Пронзительный визг вгрызся в уши. Воткнутый в землю шест сверлил землю. Вихрем крутились у его подножия мерзлые комья. Развевались, взмахивая копытцами, оленьи шкурки. Канда продолжал подниматься.

— Эрлик Рогатый! — отец не выдержал, рванулся в сторону… Его руки точно приклеились к краю шаманской накидки. Родовичи заволновалась, пытаясь вырваться из волочащейся за Кандой живой цепи. Трещали, лопаясь под напором медвежьих мускулов, штаны и парки, бились пытающиеся выпрыгнуть из цепочки тигры, молотили крыльями гигантские птицы, но захватившая их сила не отпускала.

Хорей начал светиться. Он пылал все ярче, словно медленно накаляющийся железный прут в кузнечном горне… и вдруг полыхнул так, что Хадамаха на миг ослеп. И почувствовал, что летит. Земля встала дыбом и пропала, глаза заволокло чернотой… в уши ударил шум бурлящей воды, брызги плеснули в лицо.

Плотные серые клубы перетекали один в другой, образуя туманные берега вокруг черного потока. От пронзительных воплей родовичей закладывало уши. Крики, рыдание, истерический хохот. И вопль Золотой:

— Где мы?

Хадамахе хотелось бы успокоить ее, сказать, что они на Черной реке, ничего страшного, он здесь уже тысячу раз бывал… Ну ладно, три-четыре раза… Черная река, на которую забросило их злое шаманство Канды, здорово отличалась от неспешного антрацитового потока, куда Хадамаха попадал вместе с Донгаром. Черная вода закручивалась в буруны и вскипала пеной — точно белые кружева на полированном непрозрачном камне. Родовичей несло пенной волной, вертело в белой кипени, точно унесенные половодьем щепки.

— А-а-а-а! — дружный пронзительный вопль множества глоток метался между туманными берегами, заставляя клочья серой мглы дергаться, будто им больно. Тяжесть мокрых перьев волокла крылатых ко дну. Тигры отчаянно работали лапами, но пенная волна с торжествующим ревом тащила их вперед, подбрасывая и швыряя друг на друга, и воплощенным безумием гудел где-то впереди бубен Канды.

В серой мгле над головой Хадамахи будто люк распахнулся, и оттуда, крепко держась друг за друга, спланировали Аякчан с Хакмаром. Стоя на бубне, сверху спикировал Донгар и, даже не оглянувшись на Хадамаху, просвистел мимо.

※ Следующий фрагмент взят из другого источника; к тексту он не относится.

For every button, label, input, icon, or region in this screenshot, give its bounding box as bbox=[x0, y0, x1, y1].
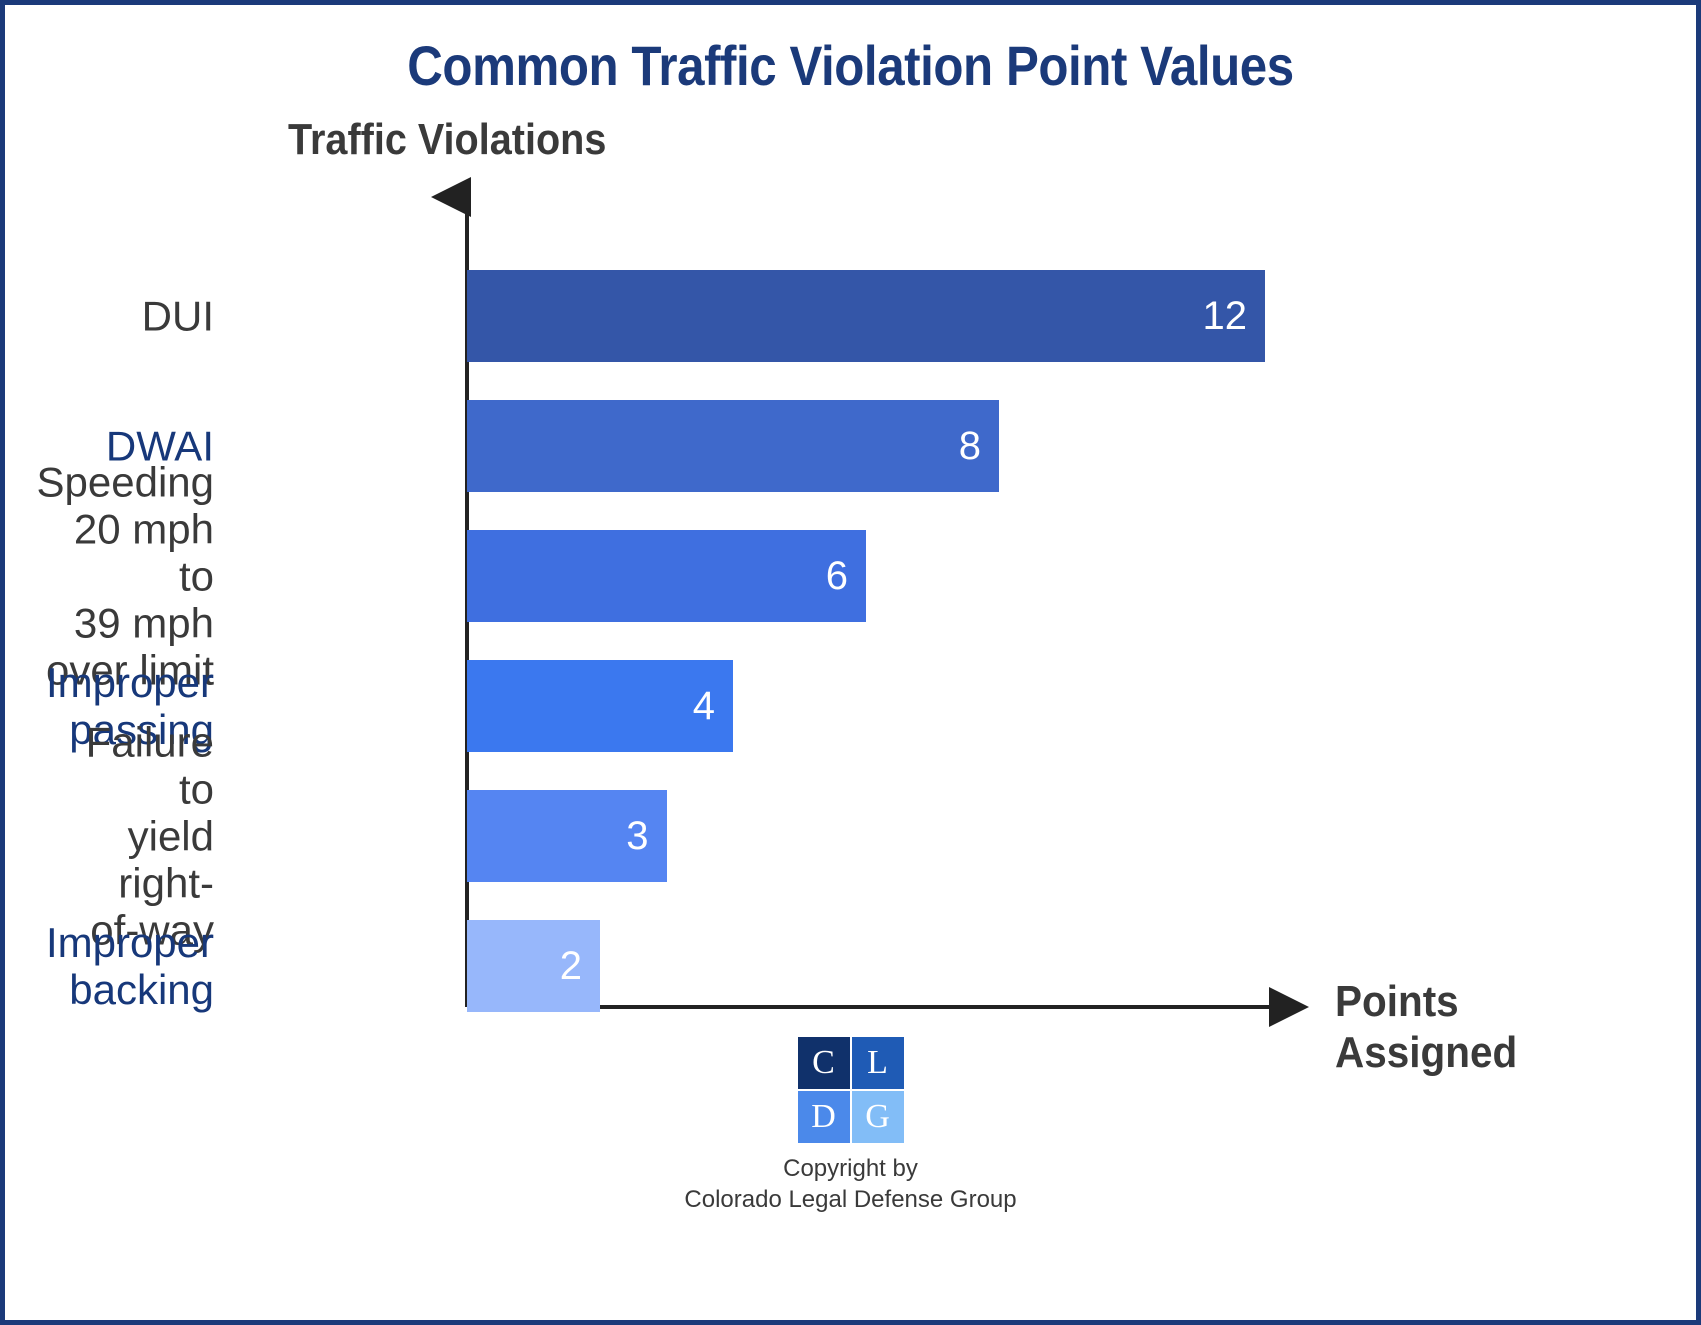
bar: 3 bbox=[467, 790, 667, 882]
bar-value-label: 3 bbox=[626, 816, 648, 856]
copyright-text: Copyright by Colorado Legal Defense Grou… bbox=[684, 1153, 1016, 1215]
category-label: Improper backing bbox=[46, 919, 214, 1013]
bar: 2 bbox=[467, 920, 600, 1012]
logo-cell-g: G bbox=[852, 1091, 904, 1143]
chart-page: Common Traffic Violation Point Values Tr… bbox=[0, 0, 1701, 1325]
bar: 6 bbox=[467, 530, 866, 622]
logo-cell-c: C bbox=[798, 1037, 850, 1089]
bar-row: DUI12 bbox=[467, 270, 1467, 362]
bar-row: Improper passing4 bbox=[467, 660, 1467, 752]
bar-row: DWAI8 bbox=[467, 400, 1467, 492]
bar-row: Improper backing2 bbox=[467, 920, 1467, 1012]
bar-value-label: 6 bbox=[826, 556, 848, 596]
bar-value-label: 8 bbox=[959, 426, 981, 466]
category-label: DUI bbox=[142, 292, 214, 339]
bar-value-label: 2 bbox=[560, 946, 582, 986]
footer-branding: CLDG Copyright by Colorado Legal Defense… bbox=[5, 1037, 1696, 1215]
bar: 4 bbox=[467, 660, 733, 752]
bar-row: Failure to yield right-of-way3 bbox=[467, 790, 1467, 882]
bar-series: DUI12DWAI8Speeding 20 mph to 39 mph over… bbox=[467, 270, 1467, 1012]
cldg-logo: CLDG bbox=[798, 1037, 904, 1143]
bar: 12 bbox=[467, 270, 1265, 362]
bar: 8 bbox=[467, 400, 999, 492]
logo-cell-l: L bbox=[852, 1037, 904, 1089]
logo-cell-d: D bbox=[798, 1091, 850, 1143]
bar-value-label: 12 bbox=[1203, 296, 1248, 336]
bar-value-label: 4 bbox=[693, 686, 715, 726]
bar-row: Speeding 20 mph to 39 mph over limit6 bbox=[467, 530, 1467, 622]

Напружинивая колени, он наклонял свой бубен то влево, то вправо, перескакивая с одного буруна на другой и взлетая на пенных гребнях.

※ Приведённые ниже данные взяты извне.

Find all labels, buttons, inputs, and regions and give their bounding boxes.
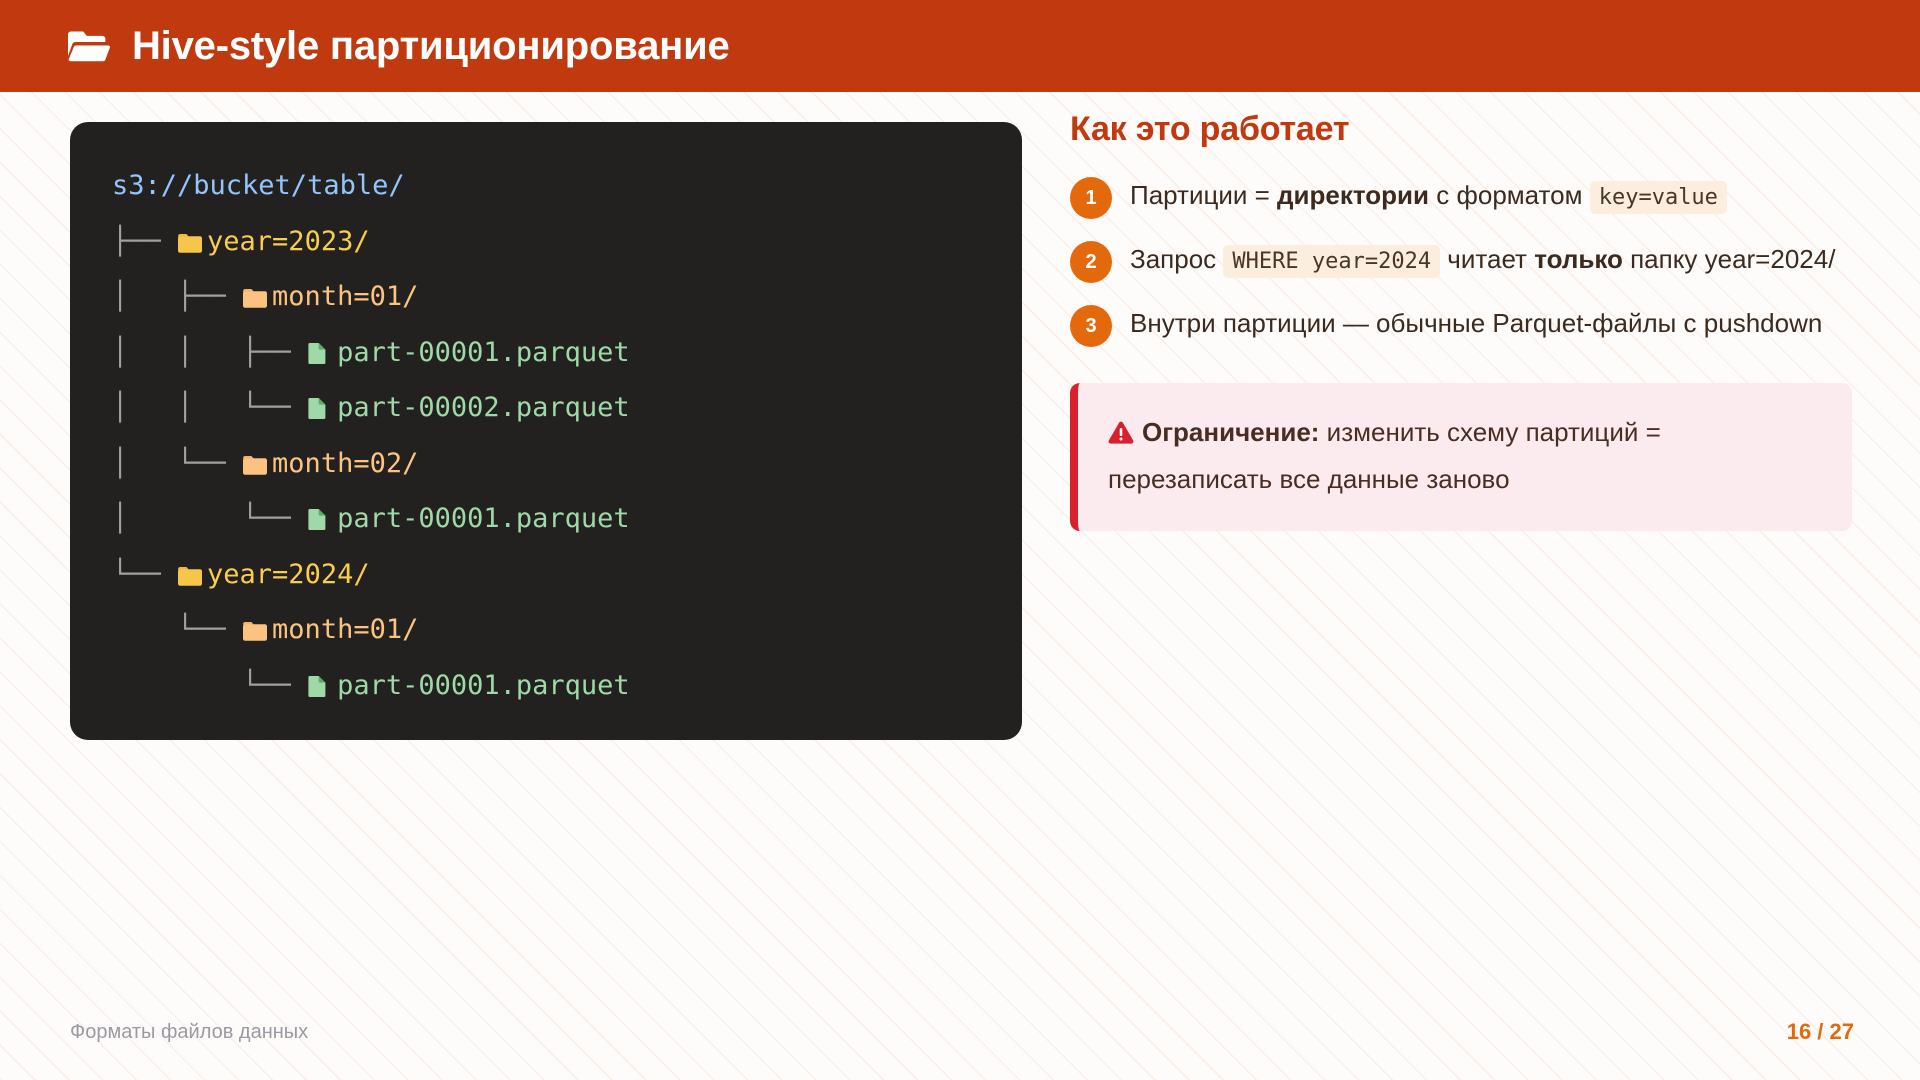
tree-guide-glyphs: └──	[112, 559, 177, 590]
code-line-text: month=01/	[272, 614, 418, 645]
code-line: │ │ ├── part-00001.parquet	[112, 325, 1022, 381]
step-number-badge: 2	[1070, 241, 1112, 283]
limitation-callout: Ограничение: изменить схему партиций = п…	[1070, 383, 1852, 531]
inline-code-chip: key=value	[1590, 181, 1727, 214]
folder-orange-icon	[242, 288, 272, 309]
tree-guide-glyphs: │ └──	[112, 503, 307, 534]
directory-tree-code-block: s3://bucket/table/├── year=2023/│ ├── mo…	[70, 122, 1022, 740]
code-line: └── month=01/	[112, 602, 1022, 658]
code-line: │ ├── month=01/	[112, 269, 1022, 325]
code-line: └── part-00001.parquet	[112, 658, 1022, 714]
code-line: └── year=2024/	[112, 547, 1022, 603]
slide-header: Hive-style партиционирование	[0, 0, 1920, 92]
file-green-icon	[307, 342, 337, 365]
limitation-label: Ограничение:	[1142, 417, 1319, 447]
code-line-text: month=01/	[272, 281, 418, 312]
explanation-panel: Как это работает 1Партиции = директории …	[1070, 110, 1870, 531]
code-line-text: part-00001.parquet	[337, 670, 630, 701]
step-text-fragment: папку year=2024/	[1623, 244, 1836, 274]
tree-guide-glyphs: ├──	[112, 226, 177, 257]
footer-page-indicator: 16 / 27	[1787, 1019, 1854, 1045]
step-number-badge: 1	[1070, 177, 1112, 219]
folder-yellow-icon	[177, 566, 207, 587]
tree-guide-glyphs: │ ├──	[112, 281, 242, 312]
step-text-fragment: с форматом	[1429, 180, 1590, 210]
code-line-text: year=2023/	[207, 226, 370, 257]
code-lines: s3://bucket/table/├── year=2023/│ ├── mo…	[112, 158, 1022, 713]
file-green-icon	[307, 397, 337, 420]
step-item: 1Партиции = директории с форматом key=va…	[1070, 175, 1870, 219]
inline-code-chip: WHERE year=2024	[1223, 245, 1440, 278]
code-line: s3://bucket/table/	[112, 158, 1022, 214]
code-line: ├── year=2023/	[112, 214, 1022, 270]
step-text-fragment: Запрос	[1130, 244, 1223, 274]
code-line-text: part-00001.parquet	[337, 337, 630, 368]
step-text-emphasis: только	[1534, 244, 1623, 274]
file-green-icon	[307, 508, 337, 531]
folder-orange-icon	[242, 455, 272, 476]
steps-list: 1Партиции = директории с форматом key=va…	[1070, 175, 1870, 347]
explanation-heading: Как это работает	[1070, 110, 1870, 149]
code-line-text: month=02/	[272, 448, 418, 479]
code-line: │ └── part-00001.parquet	[112, 491, 1022, 547]
step-text-fragment: Партиции =	[1130, 180, 1277, 210]
code-line-text: year=2024/	[207, 559, 370, 590]
step-text: Внутри партиции — обычные Parquet-файлы …	[1130, 303, 1822, 344]
warning-triangle-icon	[1108, 420, 1134, 444]
step-text-emphasis: директории	[1277, 180, 1429, 210]
page-title: Hive-style партиционирование	[132, 24, 730, 69]
tree-guide-glyphs: └──	[112, 614, 242, 645]
tree-guide-glyphs: └──	[112, 670, 307, 701]
file-green-icon	[307, 675, 337, 698]
step-item: 2Запрос WHERE year=2024 читает только па…	[1070, 239, 1870, 283]
tree-guide-glyphs: │ │ └──	[112, 392, 307, 423]
code-line-text: s3://bucket/table/	[112, 170, 405, 201]
step-text-fragment: Внутри партиции — обычные Parquet-файлы …	[1130, 308, 1822, 338]
folder-orange-icon	[242, 621, 272, 642]
code-line-text: part-00002.parquet	[337, 392, 630, 423]
step-text-fragment: читает	[1440, 244, 1534, 274]
step-number-badge: 3	[1070, 305, 1112, 347]
slide-footer: Форматы файлов данных 16 / 27	[0, 1006, 1920, 1080]
tree-guide-glyphs: │ │ ├──	[112, 337, 307, 368]
slide-body: s3://bucket/table/├── year=2023/│ ├── mo…	[0, 92, 1920, 1080]
footer-deck-name: Форматы файлов данных	[70, 1021, 308, 1044]
tree-guide-glyphs: │ └──	[112, 448, 242, 479]
limitation-callout-text: Ограничение: изменить схему партиций = п…	[1108, 409, 1822, 503]
step-text: Партиции = директории с форматом key=val…	[1130, 175, 1727, 218]
step-item: 3Внутри партиции — обычные Parquet-файлы…	[1070, 303, 1870, 347]
open-folder-icon	[66, 28, 110, 64]
step-text: Запрос WHERE year=2024 читает только пап…	[1130, 239, 1835, 282]
code-line: │ │ └── part-00002.parquet	[112, 380, 1022, 436]
code-line: │ └── month=02/	[112, 436, 1022, 492]
code-line-text: part-00001.parquet	[337, 503, 630, 534]
folder-yellow-icon	[177, 233, 207, 254]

— А-а-а! — из не успевшей затянуться дырки в серой мгле вывалился еще человек. Тяжелое тело рухнуло в воду и пошло ко дну. Хадамаха ухватил его за мелькнувший среди бурунов ворот парки. На поверхность вынырнула розовая лысина, окруженная венчиком мокрых волос, и на Хадамаху подслеповато уставился жрец Губ-Кин.

— Вы что тут делаете? — рявкнул Хадамаха.

— Я… хотел схватить шамана! Мальчишку! — отплевываясь, прокричал жрец. — Вы же видите, тут явный шаманский сговор!

— Чурбан! — злобно рявкнул Хадамаха и, закинув жреца на плечо — тяжелый, зараза! — побежал по черной воде следом за Донгаром. Спасибо предыдущим странствиям — поверхность Черной реки отлично держала даже двойной вес, видно, считала Хадамаху за своего.

Шаман Канда плясал на гребне пенной волны и самозабвенно колотил в бубен:

— Большой День, оо-оо, Ано-дялы, оо-оо! День придет, оо-оо, солнце взойдет, оо-оо, хозяин пестрого оленя умрет!